Тимофей усмехнулся первому в жизни бугра семейному скандалу. Сделал вид, что ничего не слышал. А Филин вскоре вернулся как в воду опущенный.
— Что как пришибленный? Иль погавкался со своей?
— Влип я, как фраер, попух. Катька и впрямь понесла от меня. Я требовать стал, чтоб оставила. Она и не прочь. Но жить- то где? В бараке, что ли? И на что жить? Я же копейки получаю. Как фраер…
— Погоди, так она на аборт пошла? — перебил Тимка.
— Направление у нее в больницу.
— Зачем согласился?
— Ей домой надо вернуться. Она все сказала. Мать хворая. Сама не на ногах. А и я, как пес, на цепи, — понурил голову бугор.
— Чокнутый малость! Так занимай дом деда! Я к Дарье уйду. Семейного мусора не тронут. По себе знаю.
— Присохнуть в Трудовом? Нет, Тимка, не по мне это, — мотнул головой Филин. И молчал, обдумывая свое весь день.
На следующий день, едва условники встали, у палаток затормозила машина из Трудового. Из кузова вылезали мужики. Тимофей, едва глянув на них, без слов все понял. Фартовое пополнение участковый подкинул.
— Привет, кенты! Вали хамовку на стол! — подходил к бригаде на раскоряченных ногах коренастый мужик.
Следом за ним другие подтягивались. Оглядывались, шныряли глазами по палаткам, по столу и котлу. Расселись по скамьям с ногами.
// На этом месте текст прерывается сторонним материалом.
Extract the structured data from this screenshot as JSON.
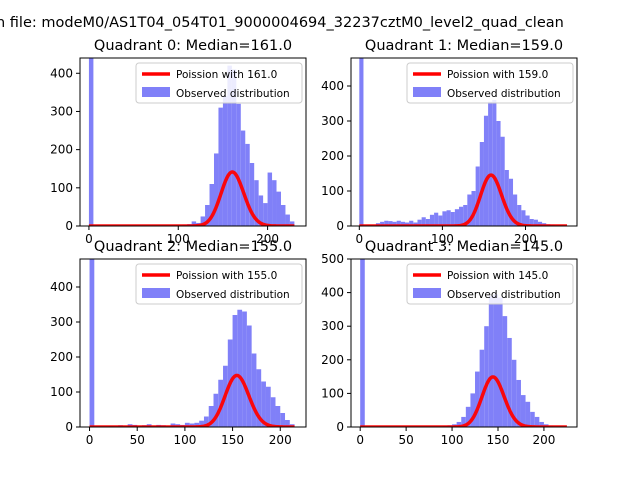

— Катушки скинь! За тобой тут сявок нету! — прикрикнул Филин на будыльного лысого мужика. Тот положил ногу на ногу, с сапог грязь летела на скамью кусками.
Филин столкнул его со скамьи, указал на пень:
— Там приморись. Чё нарисовались?
— Прислали мусора. Вкалывать. На лов. Иначе в зону впихнуть грозятся по новой.
— Это они запросто! — подтвердил Баржа.
— И вы пашете? — прищурил глаза кряжистый, которого кенты звали Угорь.
— Пашем. А что, по-твоему, файней сдохнуть в зоне с голодухи? Иль в шизо окочуриться? — нахмурился Тимофей.
Угорь глянул на бригадира, на бугра, словно прицелился. Пошел к палатке Тимки и Филина, сказав:
Я в этой хазе дышать стану. А вы, кенты, хавать побольше нашарьте…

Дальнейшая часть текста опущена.